I have a page on my blog where I list the largest, operational feature film screens. The info is hard to come by, but here’s what I have:
View link
1) 86' Arclight Cinerama Dome
2) 85' Ontario Palace “Grand Palace” (Screen 11)
3) 80' Edwards Big Newport 6 (screen 1)
4) 78' Continental
5) 70' Ontario Palace “Hollywood” (Screen 1)
5) 70' Ontario Palace “Chinese” (Screen 22)
5) 70' Uptown Theatre, Washington DC
8) 68' Seattle Cinerama
I welcome any corrections!
Jonesy
www.OnTheBigScreen.net
I know from the days my dad used to work there, that the General Cinema Menlo Park in Edison N.J. had a screen that was 30'X 65' prior to its twinning in 1976. Although not quite as large, the former National General Fox Theatre in Woodbridge N.J. had a 58' wide curved screen, and the Walter Reade in Woodbridge, prior to GCC taking it over and twinning it, had a 55' wide screen, with both moveable top and side maskings. Great theatres, great screens, great times. Nothing today compares, I’m sorry.

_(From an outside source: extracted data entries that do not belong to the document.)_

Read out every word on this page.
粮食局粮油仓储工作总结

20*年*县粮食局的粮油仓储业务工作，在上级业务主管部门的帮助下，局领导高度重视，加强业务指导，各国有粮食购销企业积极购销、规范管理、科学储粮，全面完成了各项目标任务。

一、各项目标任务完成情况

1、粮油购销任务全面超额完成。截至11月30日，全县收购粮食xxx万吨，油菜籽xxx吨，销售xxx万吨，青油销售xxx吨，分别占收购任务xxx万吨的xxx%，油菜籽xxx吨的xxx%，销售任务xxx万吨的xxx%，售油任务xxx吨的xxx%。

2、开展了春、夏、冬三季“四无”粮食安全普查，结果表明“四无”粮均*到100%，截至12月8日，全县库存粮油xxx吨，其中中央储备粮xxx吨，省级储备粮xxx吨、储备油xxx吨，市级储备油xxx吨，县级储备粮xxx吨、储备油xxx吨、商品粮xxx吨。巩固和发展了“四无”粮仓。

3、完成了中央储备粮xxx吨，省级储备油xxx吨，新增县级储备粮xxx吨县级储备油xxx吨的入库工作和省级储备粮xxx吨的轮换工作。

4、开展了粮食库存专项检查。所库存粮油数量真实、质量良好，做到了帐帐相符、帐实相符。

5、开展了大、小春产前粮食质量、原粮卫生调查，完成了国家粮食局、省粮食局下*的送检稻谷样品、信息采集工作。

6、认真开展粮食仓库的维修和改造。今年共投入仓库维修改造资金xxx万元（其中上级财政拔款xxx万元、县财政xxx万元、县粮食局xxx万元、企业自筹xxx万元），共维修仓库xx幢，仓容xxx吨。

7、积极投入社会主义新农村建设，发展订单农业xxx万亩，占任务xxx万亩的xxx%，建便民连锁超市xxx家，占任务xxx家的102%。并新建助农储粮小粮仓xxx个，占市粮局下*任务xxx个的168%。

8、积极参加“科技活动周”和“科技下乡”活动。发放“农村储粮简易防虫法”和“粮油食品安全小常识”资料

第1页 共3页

AS to Jonesy’s list, I could be incorrect, but I thought Grauman’s Chinese is in same league. This website says it is 80 feet wide:
http://www.silverscreens.com/enla.html
It was a fantastic pleasure to see “Lord of the Rings” at Salt Lake City’s magnificent Villa Theatre.

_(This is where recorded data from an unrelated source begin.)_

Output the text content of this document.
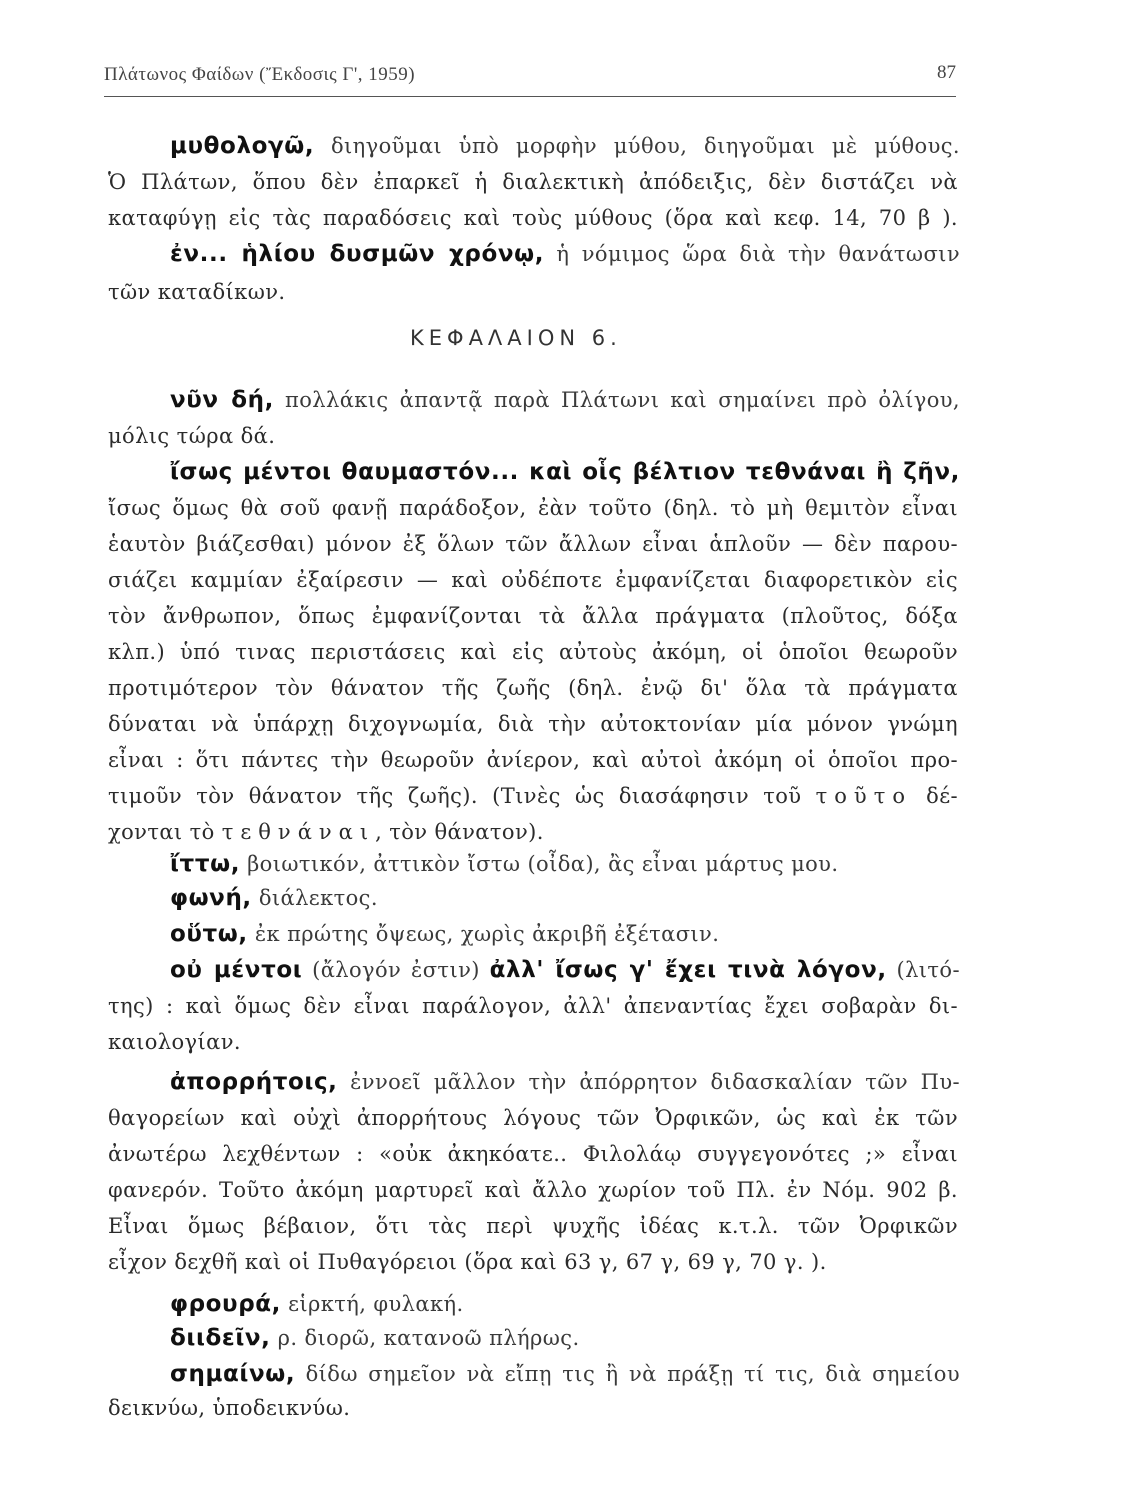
Πλάτωνος Φαίδων (Ἔκδοσις Γ', 1959)	87
μυθολογῶ, διηγοῦμαι ὑπὸ μορφὴν μύθου, διηγοῦμαι μὲ μύθους.
Ὁ Πλάτων, ὅπου δὲν ἐπαρκεῖ ἡ διαλεκτικὴ ἀπόδειξις, δὲν διστάζει νὰ
καταφύγῃ εἰς τὰς παραδόσεις καὶ τοὺς μύθους (ὅρα καὶ κεφ. 14, 70 β ).
ἐν... ἡλίου δυσμῶν χρόνῳ, ἡ νόμιμος ὥρα διὰ τὴν θανάτωσιν
τῶν καταδίκων.
ΚΕΦΑΛΑΙΟΝ 6.
νῦν δή, πολλάκις ἀπαντᾷ παρὰ Πλάτωνι καὶ σημαίνει πρὸ ὀλίγου,
μόλις τώρα δά.
ἴσως μέντοι θαυμαστόν... καὶ οἷς βέλτιον τεθνάναι ἢ ζῆν,
ἴσως ὅμως θὰ σοῦ φανῇ παράδοξον, ἐὰν τοῦτο (δηλ. τὸ μὴ θεμιτὸν εἶναι
ἑαυτὸν βιάζεσθαι) μόνον ἐξ ὅλων τῶν ἄλλων εἶναι ἁπλοῦν — δὲν παρου-
σιάζει καμμίαν ἐξαίρεσιν — καὶ οὐδέποτε ἐμφανίζεται διαφορετικὸν εἰς
τὸν ἄνθρωπον, ὅπως ἐμφανίζονται τὰ ἄλλα πράγματα (πλοῦτος, δόξα
κλπ.) ὑπό τινας περιστάσεις καὶ εἰς αὐτοὺς ἀκόμη, οἱ ὁποῖοι θεωροῦν
προτιμότερον τὸν θάνατον τῆς ζωῆς (δηλ. ἐνῷ δι' ὅλα τὰ πράγματα
δύναται νὰ ὑπάρχῃ διχογνωμία, διὰ τὴν αὐτοκτονίαν μία μόνον γνώμη
εἶναι : ὅτι πάντες τὴν θεωροῦν ἀνίερον, καὶ αὐτοὶ ἀκόμη οἱ ὁποῖοι προ-
τιμοῦν τὸν θάνατον τῆς ζωῆς). (Τινὲς ὡς διασάφησιν τοῦ τοῦτο δέ-
χονται τὸ τεθνάναι, τὸν θάνατον).
ἴττω, βοιωτικόν, ἀττικὸν ἴστω (οἶδα), ἂς εἶναι μάρτυς μου.
φωνή, διάλεκτος.
οὕτω, ἐκ πρώτης ὄψεως, χωρὶς ἀκριβῆ ἐξέτασιν.
οὐ μέντοι (ἄλογόν ἐστιν) ἀλλ' ἴσως γ' ἔχει τινὰ λόγον, (λιτό-
της) : καὶ ὅμως δὲν εἶναι παράλογον, ἀλλ' ἀπεναντίας ἔχει σοβαρὰν δι-
καιολογίαν.
ἀπορρήτοις, ἐννοεῖ μᾶλλον τὴν ἀπόρρητον διδασκαλίαν τῶν Πυ-
θαγορείων καὶ οὐχὶ ἀπορρήτους λόγους τῶν Ὀρφικῶν, ὡς καὶ ἐκ τῶν
ἀνωτέρω λεχθέντων : «οὐκ ἀκηκόατε.. Φιλολάῳ συγγεγονότες ;» εἶναι
φανερόν. Τοῦτο ἀκόμη μαρτυρεῖ καὶ ἄλλο χωρίον τοῦ Πλ. ἐν Νόμ. 902 β.
Εἶναι ὅμως βέβαιον, ὅτι τὰς περὶ ψυχῆς ἰδέας κ.τ.λ. τῶν Ὀρφικῶν
εἶχον δεχθῆ καὶ οἱ Πυθαγόρειοι (ὅρα καὶ 63 γ, 67 γ, 69 γ, 70 γ. ).
φρουρά, εἱρκτή, φυλακή.
διιδεῖν, ρ. διορῶ, κατανοῶ πλήρως.
σημαίνω, δίδω σημεῖον νὰ εἴπῃ τις ἢ νὰ πράξῃ τί τις, διὰ σημείου
δεικνύω, ὑποδεικνύω.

Gracing the stage in this late 1940’s art moderne gem was a 93 foot curved screen AND traveler curtains, YES, 93 foot!!!
They don’t show movies anymore but have an excellent display of carpets for sale.
Sorry, I almost forgot… they had the 3 Cinerama projections booths there and further more boys and girls… we had stadium seating in the post war days, just as good as what is now installed in these 21st century black shoe boxes they now show movies in!

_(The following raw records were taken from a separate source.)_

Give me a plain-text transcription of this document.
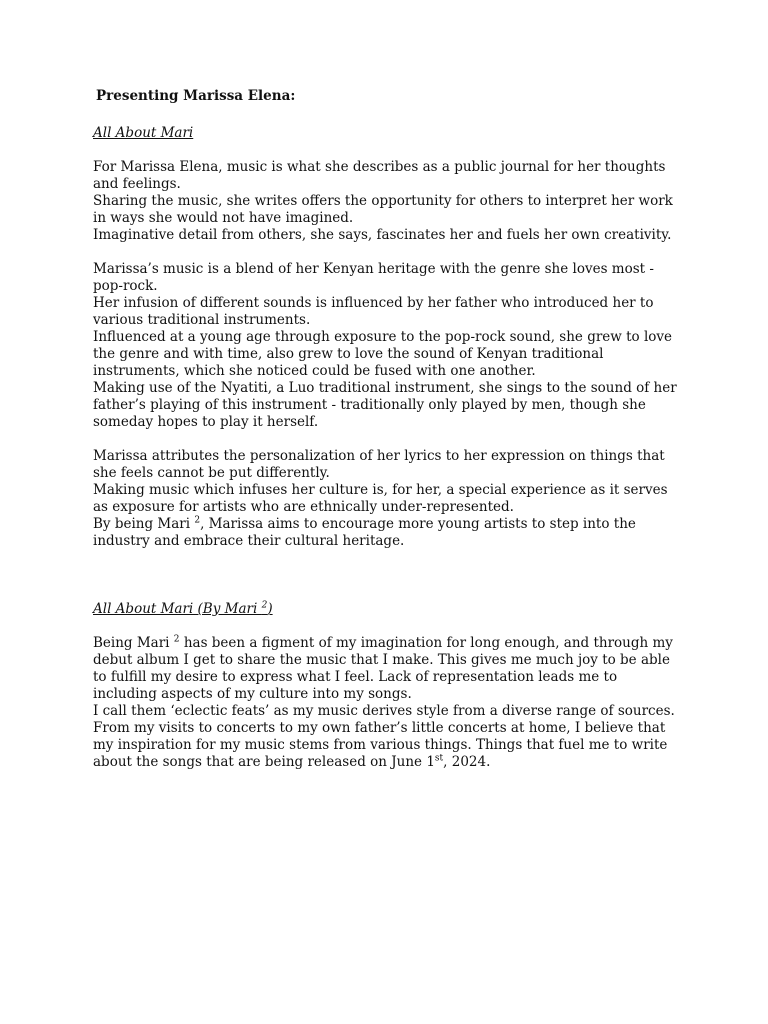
Presenting Marissa Elena:

All About Mari

For Marissa Elena, music is what she describes as a public journal for her thoughts and feelings.

Sharing the music, she writes offers the opportunity for others to interpret her work in ways she would not have imagined.

Imaginative detail from others, she says, fascinates her and fuels her own creativity.

Marissa’s music is a blend of her Kenyan heritage with the genre she loves most - pop-rock.

Her infusion of different sounds is influenced by her father who introduced her to various traditional instruments.

Influenced at a young age through exposure to the pop-rock sound, she grew to love the genre and with time, also grew to love the sound of Kenyan traditional instruments, which she noticed could be fused with one another.

Making use of the Nyatiti, a Luo traditional instrument, she sings to the sound of her father’s playing of this instrument - traditionally only played by men, though she someday hopes to play it herself.

Marissa attributes the personalization of her lyrics to her expression on things that she feels cannot be put differently.

Making music which infuses her culture is, for her, a special experience as it serves as exposure for artists who are ethnically under-represented.

By being Mari $^2$, Marissa aims to encourage more young artists to step into the industry and embrace their cultural heritage.

All About Mari (By Mari $^2$)

Being Mari $^2$ has been a figment of my imagination for long enough, and through my debut album I get to share the music that I make. This gives me much joy to be able to fulfill my desire to express what I feel. Lack of representation leads me to including aspects of my culture into my songs.

I call them ‘eclectic feats’ as my music derives style from a diverse range of sources.

From my visits to concerts to my own father’s little concerts at home, I believe that my inspiration for my music stems from various things. Things that fuel me to write about the songs that are being released on June 1st, 2024.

Graumans Chinese is 60 feet. 65 tops.
Villa’s screen 78 feet wide for time “Lord of the Rings” was shown:
View link
I wish there were more of these great big cinemas, and that the older classics, such as West Side Story, Lawrence of Arabia, Dr. Zhivago, Wizard of Oz, to name afew, would be shown on them.
The St. Louis Fox claimed a 70' wide screen; the St. Louis up the street claimed a 65".
Too bad there’s never, ever been a theatre like that in Boston.
The Charles Cinema in Boston was known for its large screen, but I don’t know how large it was.
the Charles Cinema was great. Its screen was 50 feet wide.
I think the Chinese Theater in Hollywood is one of the largest. 80 feet does sound right. Perhaps some have not seen it fully expanded for a 70mm presentation. They mask of a lot when it is not a widescreen film. Titanic there was fantastic.
you’re forgetting though 70mm is traditionally 2.20 Films can get as wide as 2.76 Cinemascope films were 2.55 Seeing a re-issue of ‘Ben Hur’ (2.76) at the Uptown theatre here in DC was amazing, watching the curtain unveil the screen, wider, wider, wider… whah!
I have fond memories of the Charles Cinema in Boston…and I miss it.
Oh, btw, thanks for the info, HowardBHaas. I wasn’t sure how large it was either, but I knew it was rather big.
talking about a mall converting it’s theatre to form new stores, I remember seeing many movies at Pentagon Mall here in the DC area. It had by far the best audio setup, it’s Sony Digital Dynamic Sound system rivalled and superceded, in my opinion, the Uptown theater’s.
on a different subject, I was over at Tyson’s last Friday and the IMAX ‘Coming soon’ banner is up, yet when I asked which auditorium was getting the conversion, the manager stated it was either going to be #1 or 3, I expressed my opinion that it better be #3 – that audiorium’s screen is immense and most ideal.
Grauman’s Chinese Theater in Hollywood was re-vamped in 1958 for the World Premier of the CineMiracle movie “Windjammer.” The screen installed measured 100 ft. x 40 ft. I am unaware if that screen was ever removed. I’ve seen CinemaScope and Panavision70 films there since, and there is a lot more screen than there is movie!
The original screen in the Charles theatre in Boston was well over 50". The cinemascope screen in the Metropolitan(Music Hall) (Wang theatre in Boston was also very wide.
Back in October 1953 (yeah, that’s a ways back!) I was taken to the Fox Theatre in Detroit to see the first CinemaScope film released, “The Robe,” as the birthday gift I wanted. Does anyone know how wide the screen was at the Fox?